The Journal of Arthroplasty, Volume 35, Issue 4, 911 - 917
Do Medicare’s Patient–Reported Outcome Measures Collection Windows Accurately Reflect Academic Clinical Practice?Molloy, Ilda B. et al.
The Comprehensive Care for Joint Replacement (CJR) mandates collection of patient–reported outcome measures (PROMs) for eligible total hip and total knee arthroplasty (THA and TKA) procedures during specific time periods that may not be attainable within routine academic practice.
We performed a retrospective analysis of prospectively collected PROM data from a 2017 cohort of primary THA and TKA patients who completed the Patient–Reported Outcomes Measurement Information System-10 global health survey in preoperative or postoperative time periods. The primary outcome was completion rates of Patient–Reported Outcomes Measurement Information System-10 per the CJR collection periods (90-0 days preoperative and 270-365 days postoperative) compared to an extended postoperative collection period of 270-396 days. Bivariate analysis and logistic regression were used to analyze the association between survey completion rates and patient characteristics.

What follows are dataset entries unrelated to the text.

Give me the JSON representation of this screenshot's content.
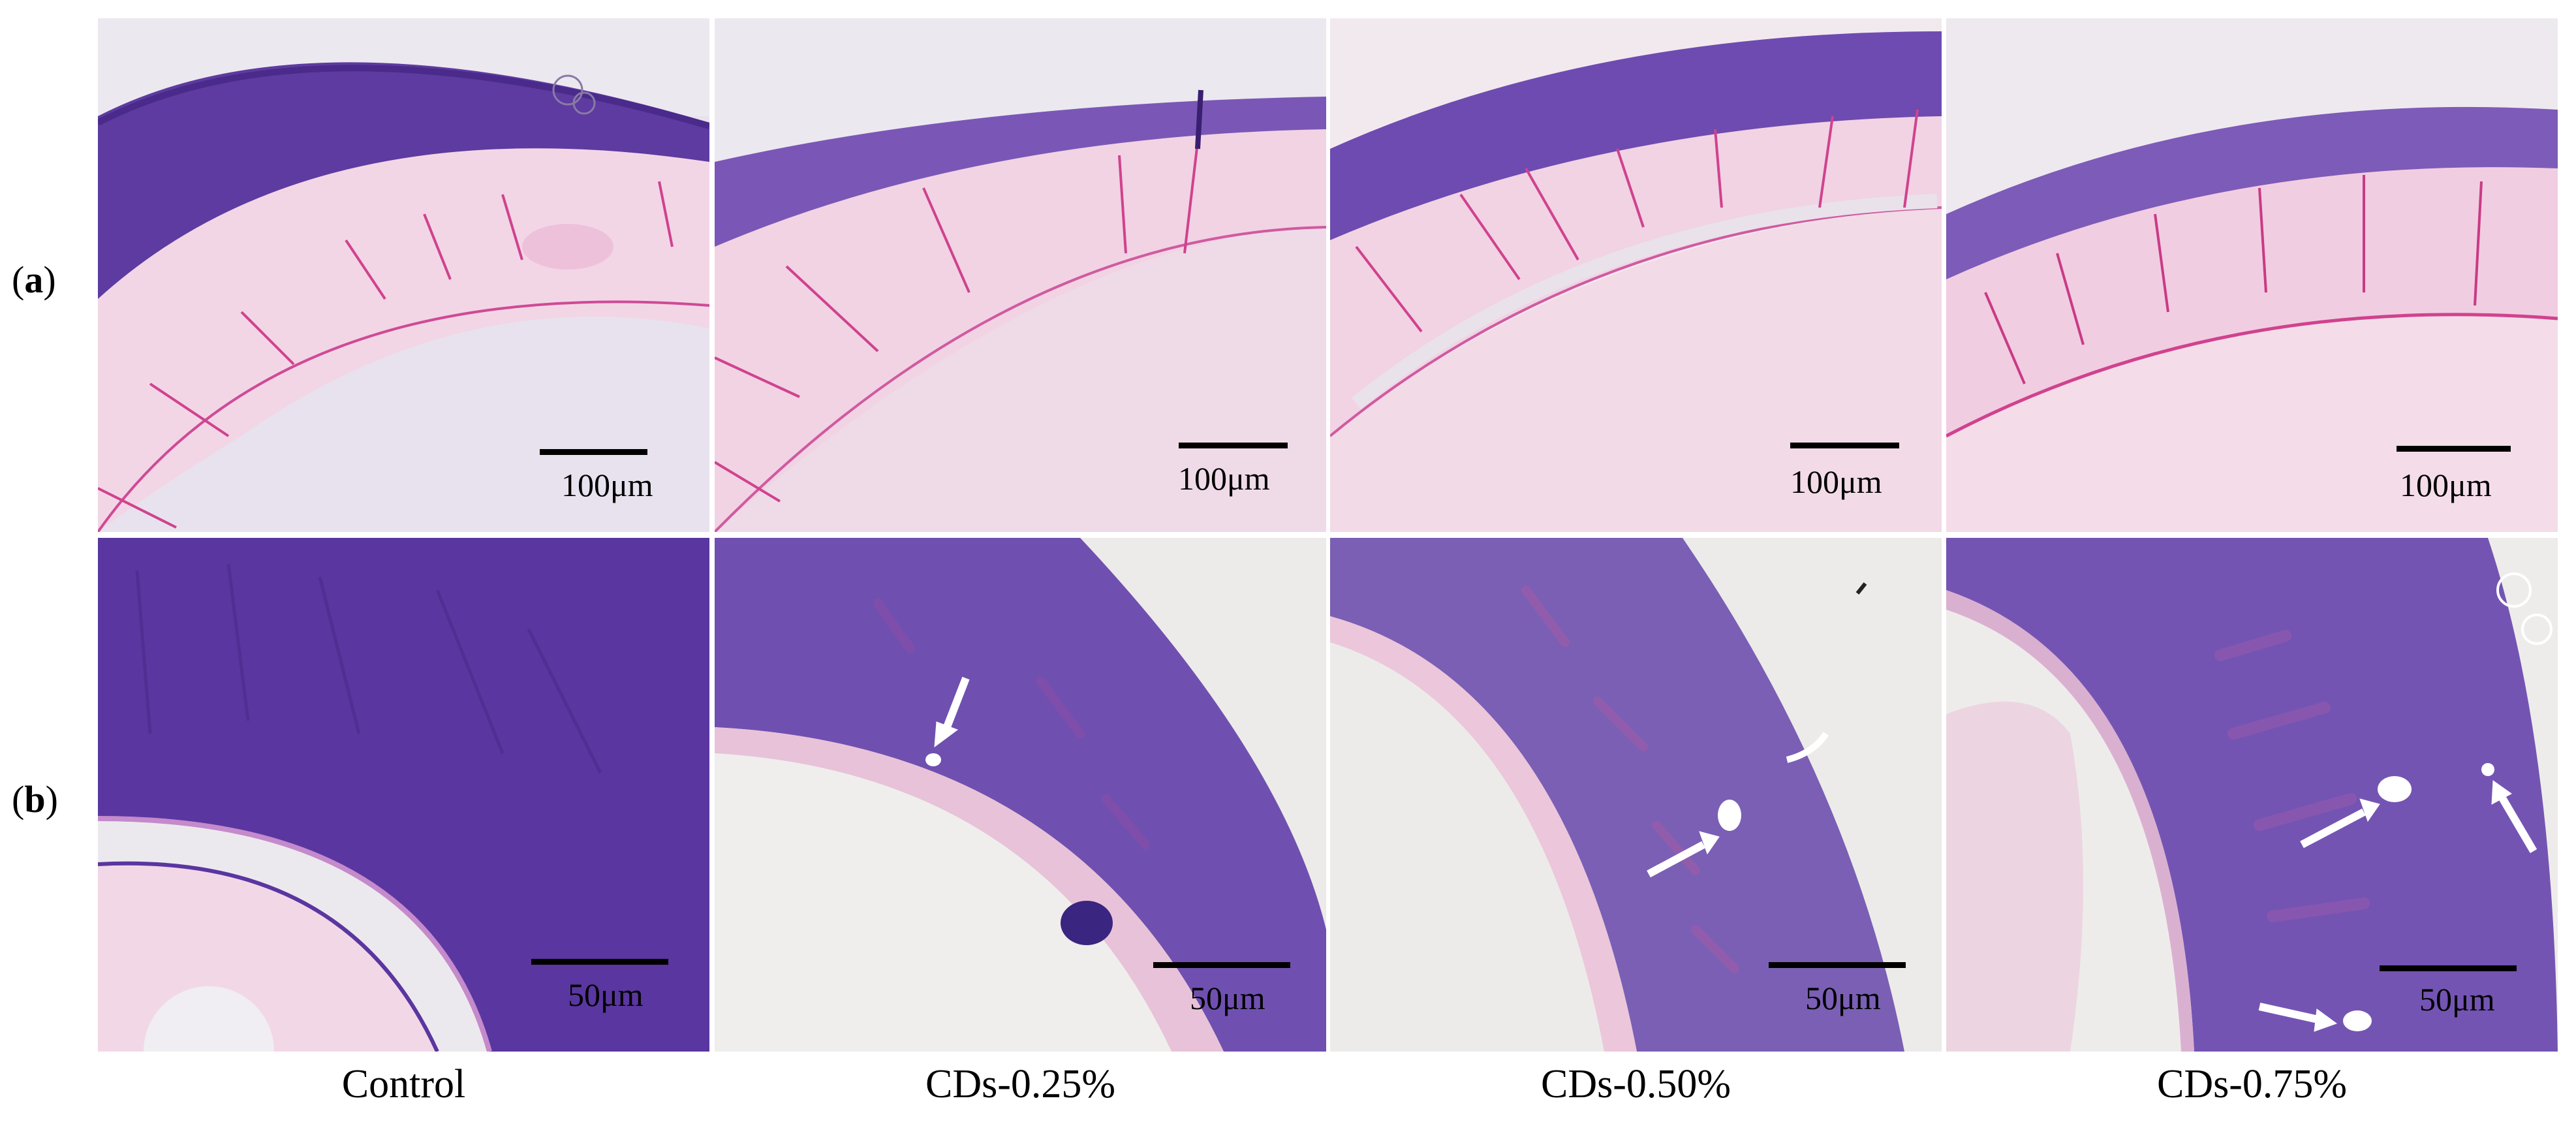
{
  "row_labels": {
    "a": "a",
    "b": "b"
  },
  "scale_labels": {
    "top": "100μm",
    "bottom": "50μm"
  },
  "columns": [
    "Control",
    "CDs-0.25%",
    "CDs-0.50%",
    "CDs-0.75%"
  ],
  "colors": {
    "tissue_dark": "#5b3a9e",
    "tissue_purple": "#7a56b8",
    "pink_layer": "#f0cfe2",
    "pink_line": "#d0428e",
    "lumen_pink": "#f4d9e8",
    "background": "#eae7ee",
    "arrow": "#ffffff"
  }
}
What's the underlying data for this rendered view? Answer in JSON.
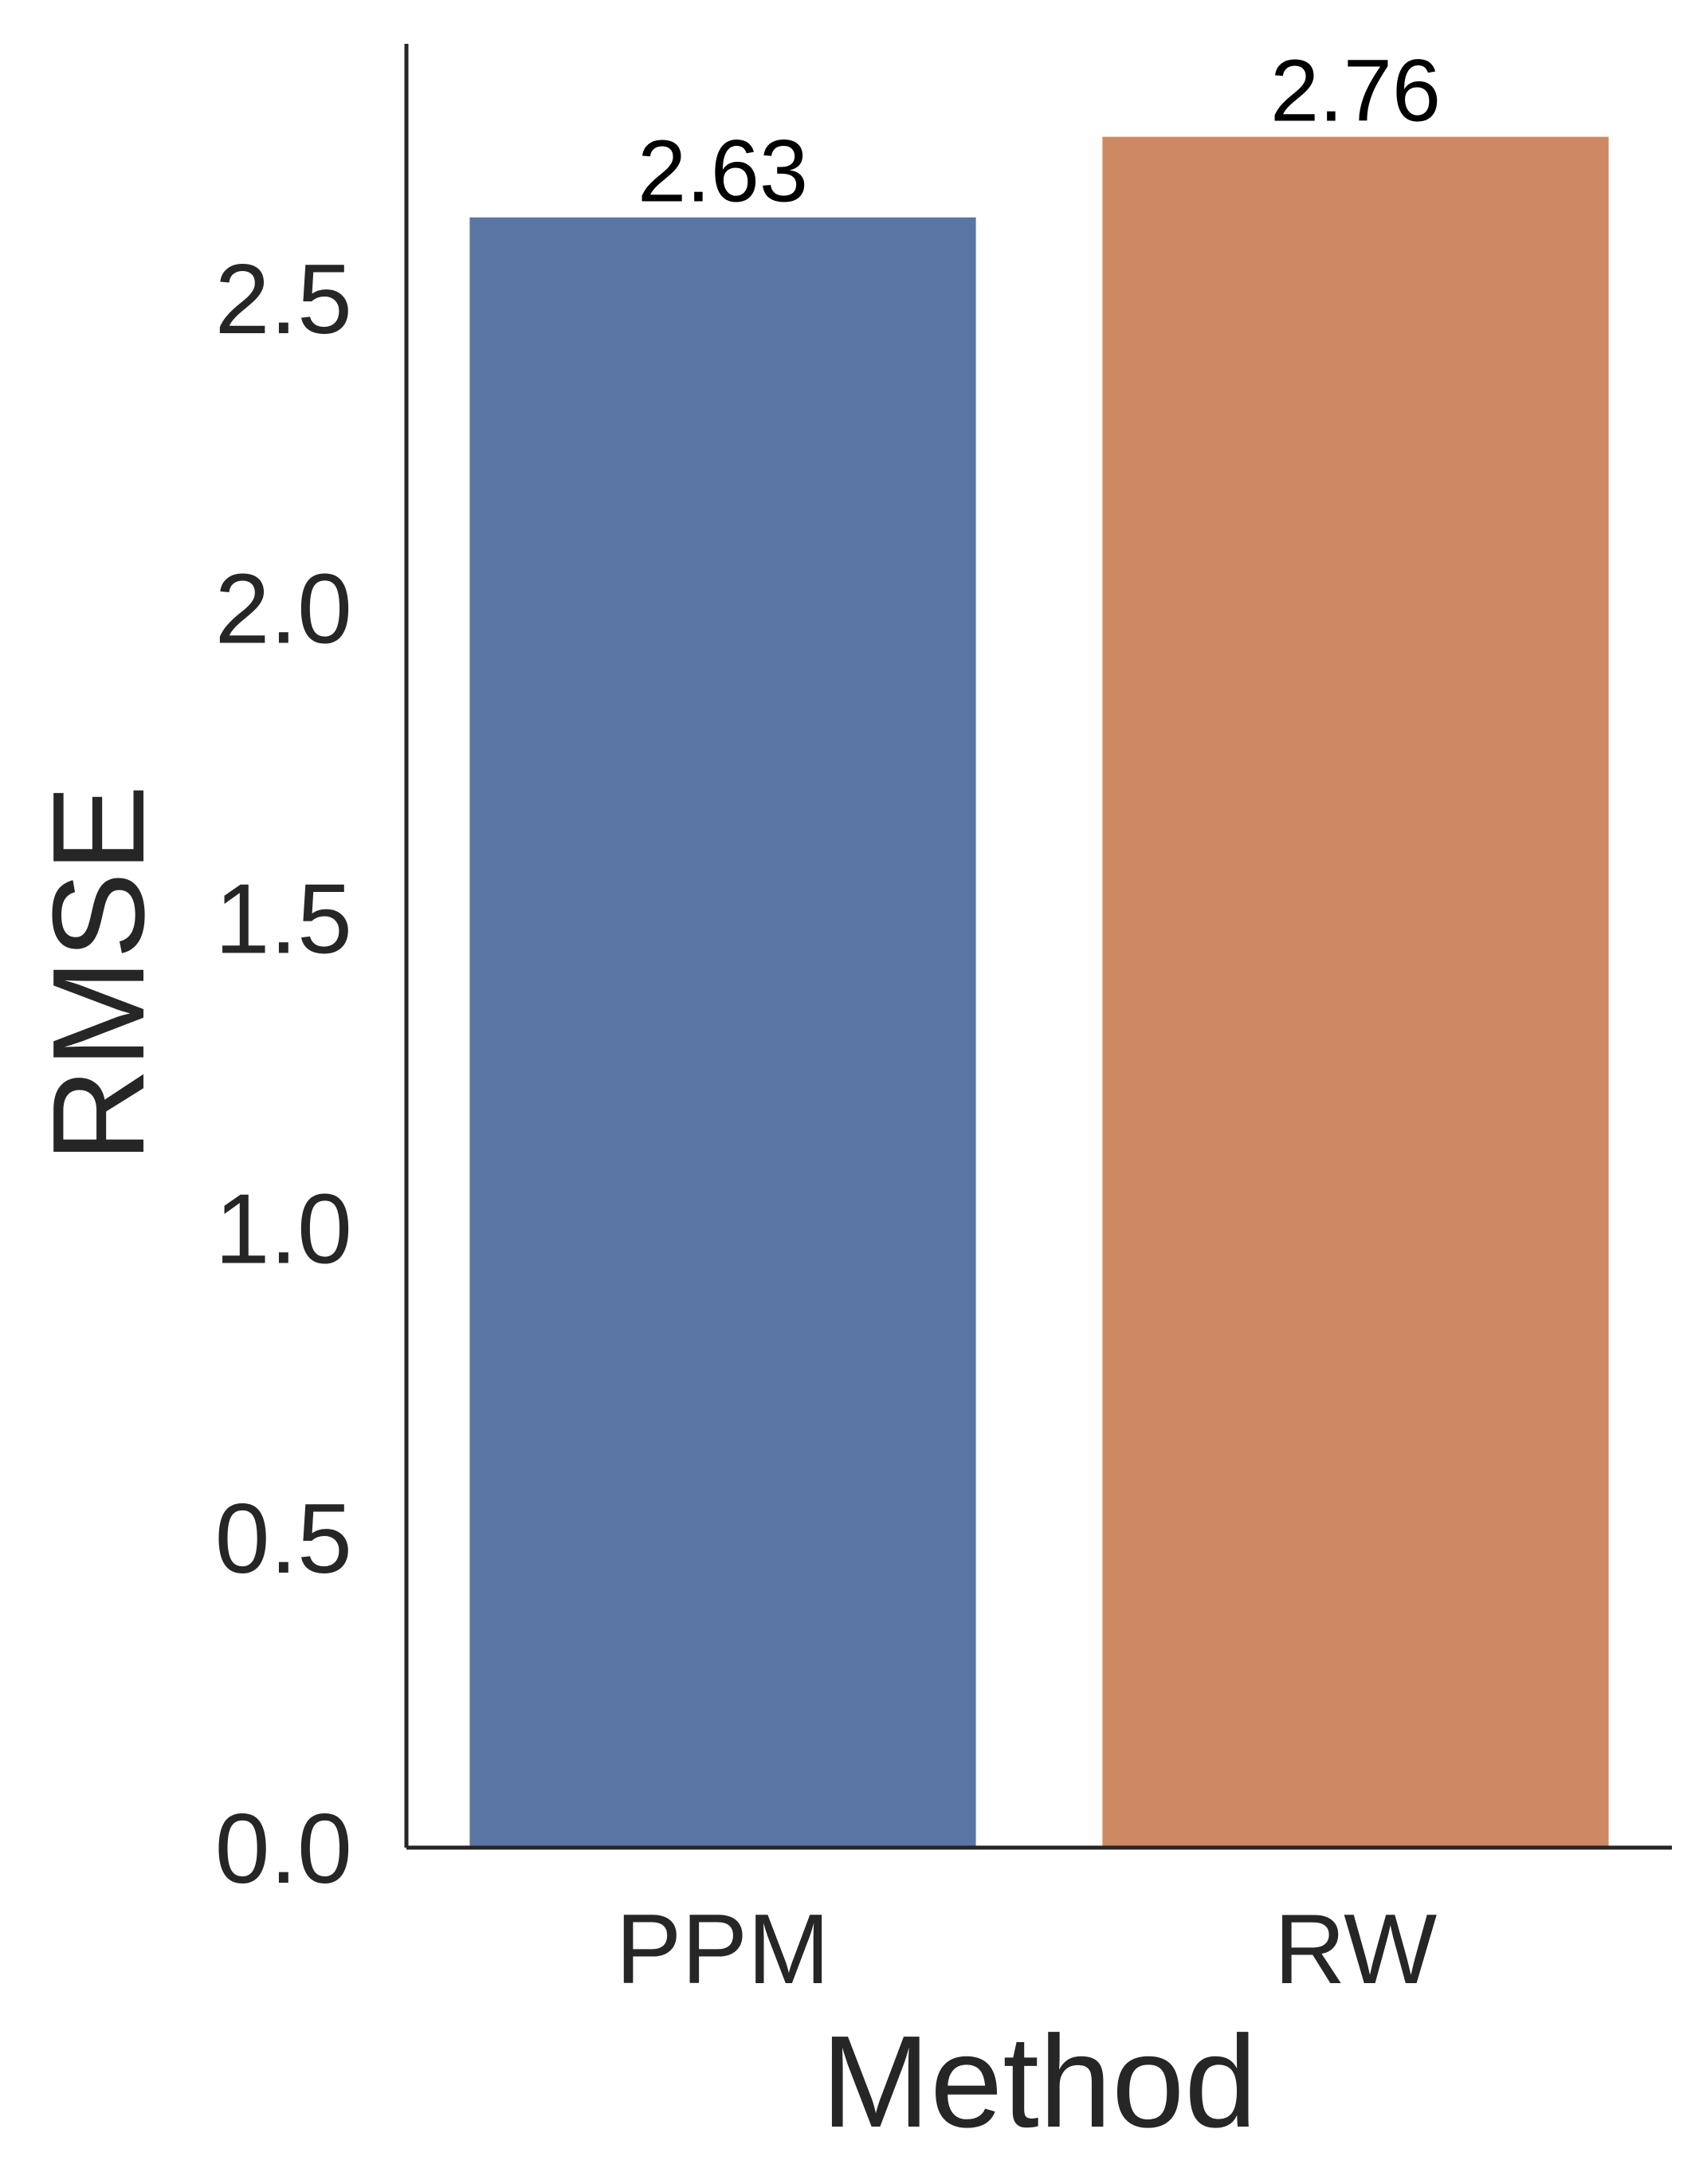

Of the 860 primary THAs and TKAs in 2017, 725 (84.3%) had preoperative surveys completed 90-0 days before surgery. Among the 725 patients, 215 (29.7%) completed postoperative surveys within the CJR timeline of 270-365 days. Completion increased by 120 additional surveys (+16.5%) in the additional postoperative time period of 270-396 days ( P < .001). No patient or procedural factors significantly correlated with a higher likelihood of postoperative PROM completion ( P > .05 for all covariates).
In an academic clinical practice, completion rates of postoperative PROMs as part of routine clinical practice within the CJR mandated period was low for THA and TKA patients. CJR may consider additional time beyond 365 days to improve PROM completion rates.